I tested NO2 by the way.. don't no in what way it's related with the NO3.


----------



## ekim (Jan 31, 2004)

Do you have a NO3(nitrAte) test kit?
NO3 should be 5-10ppm!

What ferts are you adding?


----------



## jpmtotoro (Feb 13, 2003)

in a normal tank, you don't want no2 or no3, but in planted tanks... you want a little no3 so the plants can grow. if you don't have plants (normal tank) no3 will lead to algae, that's why you reduce it to 0.









JP


----------



## LaZZ (Jun 2, 2003)

Well..then ít's a bad thing cause my tank is planted for about 80%. How can I increase the NO2 and NO3?

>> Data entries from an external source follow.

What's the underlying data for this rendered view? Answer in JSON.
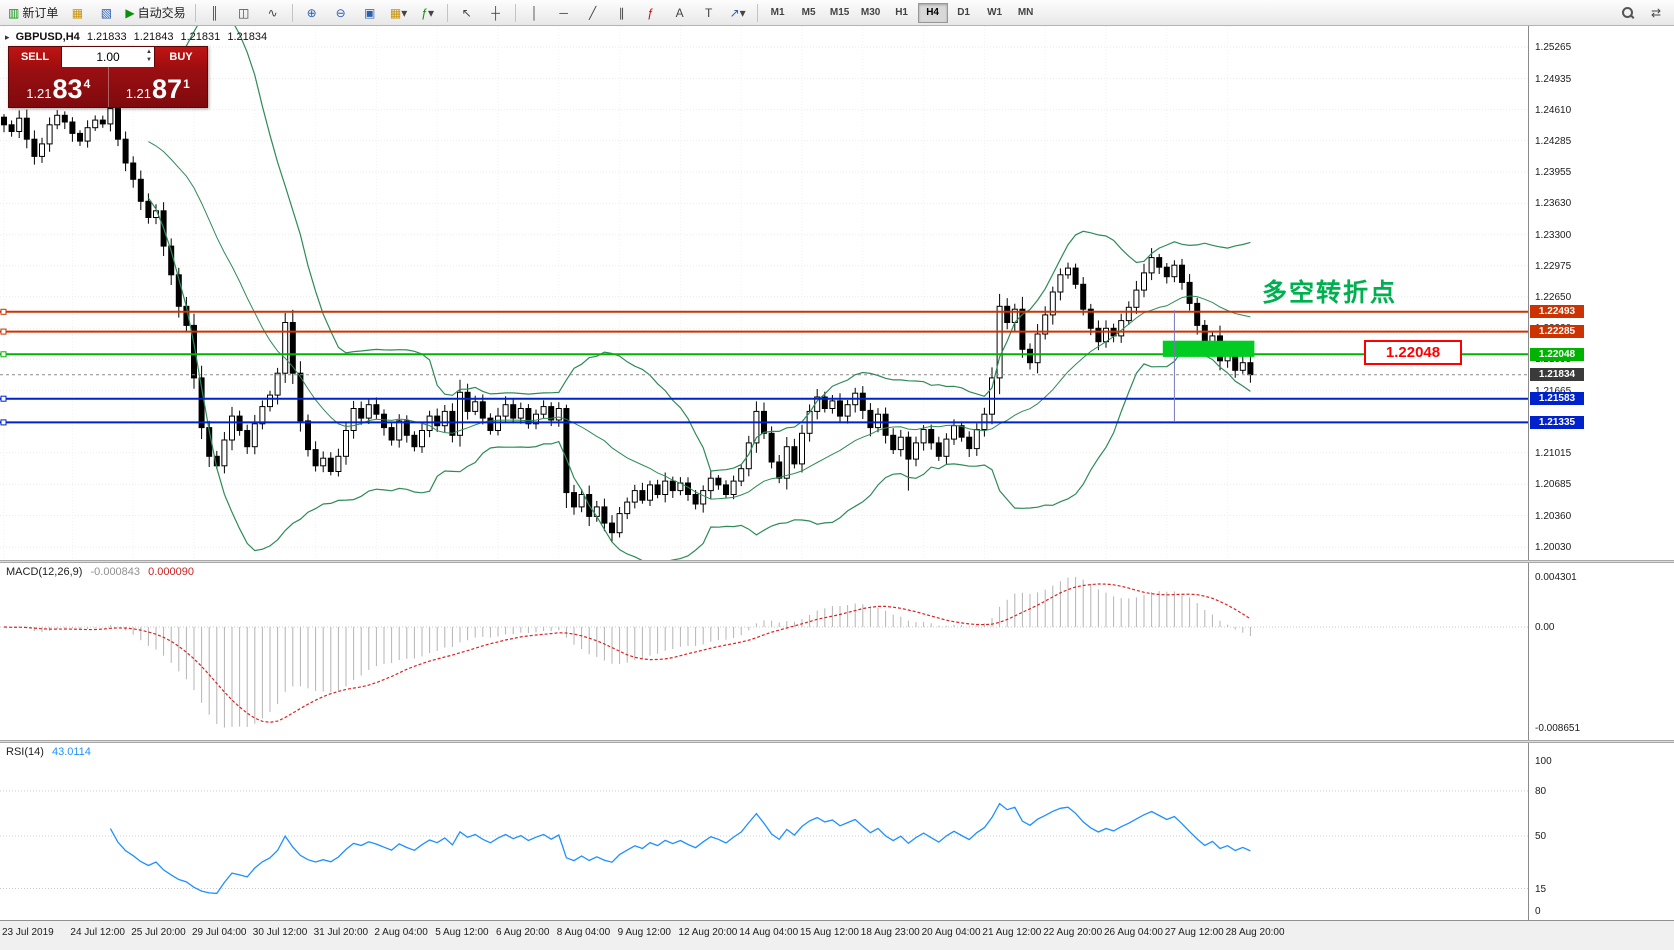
{
  "toolbar": {
    "new_order_label": "新订单",
    "autotrade_label": "自动交易",
    "timeframes": [
      "M1",
      "M5",
      "M15",
      "M30",
      "H1",
      "H4",
      "D1",
      "W1",
      "MN"
    ],
    "active_timeframe": "H4",
    "icons": {
      "new_order": "▥",
      "charts": "▦",
      "profiles": "▧",
      "autotrade_play": "▶",
      "bar_chart": "║",
      "candles": "◫",
      "line_chart": "∿",
      "zoom_in": "⊕",
      "zoom_out": "⊖",
      "tile": "▣",
      "new_chart": "▦",
      "indicators": "ƒ",
      "dropdown": "▾",
      "cursor": "↖",
      "crosshair": "┼",
      "vline": "│",
      "hline": "─",
      "trendline": "╱",
      "channel": "∥",
      "fibo": "ƒ",
      "text": "A",
      "label": "T",
      "arrows": "↗",
      "arrange": "⇄"
    }
  },
  "symbol_info": {
    "title": "GBPUSD,H4",
    "open": "1.21833",
    "high": "1.21843",
    "low": "1.21831",
    "close": "1.21834"
  },
  "one_click": {
    "sell_label": "SELL",
    "buy_label": "BUY",
    "volume": "1.00",
    "sell_price": {
      "prefix": "1.21",
      "big": "83",
      "sup": "4"
    },
    "buy_price": {
      "prefix": "1.21",
      "big": "87",
      "sup": "1"
    }
  },
  "annotations": {
    "turning_point": "多空转折点",
    "callout_price": "1.22048"
  },
  "indicators": {
    "macd": {
      "label": "MACD(12,26,9)",
      "value_macd": "-0.000843",
      "value_signal": "0.000090",
      "axis": [
        "0.004301",
        "0.00",
        "-0.008651"
      ],
      "histogram_color": "#b4b4b4",
      "signal_color": "#dd2222"
    },
    "rsi": {
      "label": "RSI(14)",
      "value": "43.0114",
      "axis": [
        "100",
        "80",
        "50",
        "15",
        "0"
      ],
      "levels": [
        80,
        50,
        15
      ],
      "color": "#1e90ff"
    }
  },
  "price_axis": {
    "values": [
      "1.25265",
      "1.24935",
      "1.24610",
      "1.24285",
      "1.23955",
      "1.23630",
      "1.23300",
      "1.22975",
      "1.22650",
      "1.22320",
      "1.21995",
      "1.21665",
      "1.21340",
      "1.21015",
      "1.20685",
      "1.20360",
      "1.20030"
    ],
    "badges": [
      {
        "value": "1.22493",
        "color": "#cc3300"
      },
      {
        "value": "1.22285",
        "color": "#cc3300"
      },
      {
        "value": "1.22048",
        "color": "#00b300"
      },
      {
        "value": "1.21834",
        "color": "#3a3a3a"
      },
      {
        "value": "1.21583",
        "color": "#0022cc"
      },
      {
        "value": "1.21335",
        "color": "#0022cc"
      }
    ]
  },
  "time_axis": {
    "labels": [
      {
        "text": "23 Jul 2019",
        "bar": 0
      },
      {
        "text": "24 Jul 12:00",
        "bar": 9
      },
      {
        "text": "25 Jul 20:00",
        "bar": 17
      },
      {
        "text": "29 Jul 04:00",
        "bar": 25
      },
      {
        "text": "30 Jul 12:00",
        "bar": 33
      },
      {
        "text": "31 Jul 20:00",
        "bar": 41
      },
      {
        "text": "2 Aug 04:00",
        "bar": 49
      },
      {
        "text": "5 Aug 12:00",
        "bar": 57
      },
      {
        "text": "6 Aug 20:00",
        "bar": 65
      },
      {
        "text": "8 Aug 04:00",
        "bar": 73
      },
      {
        "text": "9 Aug 12:00",
        "bar": 81
      },
      {
        "text": "12 Aug 20:00",
        "bar": 89
      },
      {
        "text": "14 Aug 04:00",
        "bar": 97
      },
      {
        "text": "15 Aug 12:00",
        "bar": 105
      },
      {
        "text": "18 Aug 23:00",
        "bar": 113
      },
      {
        "text": "20 Aug 04:00",
        "bar": 121
      },
      {
        "text": "21 Aug 12:00",
        "bar": 129
      },
      {
        "text": "22 Aug 20:00",
        "bar": 137
      },
      {
        "text": "26 Aug 04:00",
        "bar": 145
      },
      {
        "text": "27 Aug 12:00",
        "bar": 153
      },
      {
        "text": "28 Aug 20:00",
        "bar": 161
      }
    ]
  },
  "chart_data": {
    "type": "candlestick",
    "symbol": "GBPUSD",
    "timeframe": "H4",
    "y_axis": {
      "min": 1.2003,
      "max": 1.25265
    },
    "closes": [
      1.2445,
      1.2438,
      1.2452,
      1.243,
      1.2412,
      1.2425,
      1.2445,
      1.2455,
      1.2448,
      1.2436,
      1.2428,
      1.2442,
      1.245,
      1.2446,
      1.2462,
      1.243,
      1.2405,
      1.2388,
      1.2365,
      1.2348,
      1.2355,
      1.2318,
      1.2288,
      1.2255,
      1.2235,
      1.218,
      1.2128,
      1.2098,
      1.2088,
      1.2115,
      1.214,
      1.2125,
      1.2108,
      1.2132,
      1.215,
      1.2162,
      1.2185,
      1.2238,
      1.2185,
      1.2135,
      1.2105,
      1.2088,
      1.2096,
      1.2082,
      1.2098,
      1.2125,
      1.2148,
      1.2138,
      1.2152,
      1.2142,
      1.2128,
      1.2115,
      1.2135,
      1.212,
      1.2108,
      1.2125,
      1.214,
      1.213,
      1.2145,
      1.212,
      1.2165,
      1.2145,
      1.2155,
      1.2138,
      1.2125,
      1.214,
      1.2152,
      1.2138,
      1.2148,
      1.2132,
      1.2142,
      1.215,
      1.2136,
      1.2148,
      1.206,
      1.2045,
      1.2058,
      1.2035,
      1.2045,
      1.2028,
      1.2018,
      1.2038,
      1.205,
      1.2062,
      1.2052,
      1.2068,
      1.2058,
      1.2072,
      1.2062,
      1.207,
      1.2058,
      1.2048,
      1.2062,
      1.2075,
      1.2068,
      1.2058,
      1.2072,
      1.2085,
      1.2112,
      1.2145,
      1.2122,
      1.2092,
      1.2075,
      1.2108,
      1.209,
      1.2122,
      1.2145,
      1.216,
      1.2148,
      1.2156,
      1.214,
      1.2152,
      1.2164,
      1.2146,
      1.2128,
      1.2142,
      1.212,
      1.2105,
      1.2118,
      1.2095,
      1.2112,
      1.2126,
      1.2112,
      1.2098,
      1.2116,
      1.213,
      1.2118,
      1.2106,
      1.2126,
      1.2142,
      1.218,
      1.2255,
      1.2238,
      1.2252,
      1.221,
      1.2196,
      1.2226,
      1.2246,
      1.227,
      1.2288,
      1.2295,
      1.2278,
      1.2252,
      1.2232,
      1.2218,
      1.2232,
      1.2224,
      1.224,
      1.2254,
      1.2272,
      1.229,
      1.2306,
      1.2296,
      1.2286,
      1.2298,
      1.228,
      1.2258,
      1.2235,
      1.2212,
      1.2224,
      1.2198,
      1.2206,
      1.2188,
      1.2196,
      1.21834
    ],
    "wick_overrides": {
      "14": {
        "h": 1.247
      },
      "37": {
        "h": 1.2248
      },
      "43": {
        "l": 1.2078
      },
      "74": {
        "h": 1.2152
      },
      "80": {
        "l": 1.2008
      },
      "119": {
        "l": 1.2062
      },
      "131": {
        "h": 1.2268
      },
      "151": {
        "h": 1.2316
      }
    },
    "current_price": 1.21834,
    "hlines": [
      {
        "price": 1.22493,
        "color": "#cc3300"
      },
      {
        "price": 1.22285,
        "color": "#cc3300"
      },
      {
        "price": 1.22048,
        "color": "#00b300"
      },
      {
        "price": 1.21583,
        "color": "#0022cc"
      },
      {
        "price": 1.21335,
        "color": "#0022cc"
      }
    ],
    "highlight_rect": {
      "bar_start": 153,
      "bar_end": 164,
      "price_top": 1.2219,
      "price_bottom": 1.2202,
      "color": "#00cc22"
    },
    "vline": {
      "bar": 154,
      "price_top": 1.2251,
      "price_bottom": 1.2134,
      "color": "#7777bb"
    },
    "bollinger": {
      "period": 20,
      "deviation": 2,
      "color": "#2e8b57"
    }
  }
}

Just leave some dead peaces of plants in my aquarium or do I have to buy something (what?) to increase the level of NO3 in my tank.


----------



## jpmtotoro (Feb 13, 2003)

you don't want NO2, just NO3. nitrites (no2) will still be very very low in a cycled tank, so don't worry about that. NO3 (nitrates) are what you really want. the plants will pull the nitrogen from that and use it. you can:

1) dose something like KNO3 (potassium nitrate)

2) dose something like flourish nitrogen

fish will add some nitrates... but not enough. in a higher growth tank, you'll want to add nitrates somehow. hydroponics stores usually care KNO3 i think, but i dose flourish so i don't really know. most others dose KNO3, both are ok.

JP

PS plants also use a little bit of iron, potassium, and phosphorous. you'll need to look at fertilizing all of those as well. in addition, there are "trace" minerals to dose as well. personally i use the flourish line because they carry just about everything you need, but it's a bit more expensive. you can buy compounds to dose the other stuff (except for iron and traces i think). go read the fertilizer section... welcome to the biggest pain in freshwater planted tanks... fertilizing!


----------



## LaZZ (Jun 2, 2003)

Hmmz.. The problem is that I'm living in Holland so much of the stuff which is available there can't I buy here.. But I'm gonna look voor KNO3 today..


----------



## jpmtotoro (Feb 13, 2003)

ask rex what he doses. james H as well. they know more options than i do. they will also be able to tell you WHERE to find the stuff you need. sorry i can't help you any more than that









JP


----------



## LaZZ (Jun 2, 2003)

I found it at an opthacaire.. It's real cheap stuff.. €3,00 for 1 kilogram









I heard I had to dose about 1/4 to 1/8 teaspoon every day, so in the beginning I will add 1.4 cause I tested my water and the NO3 level was 0. I will test my water regularly and see what's the best option.


----------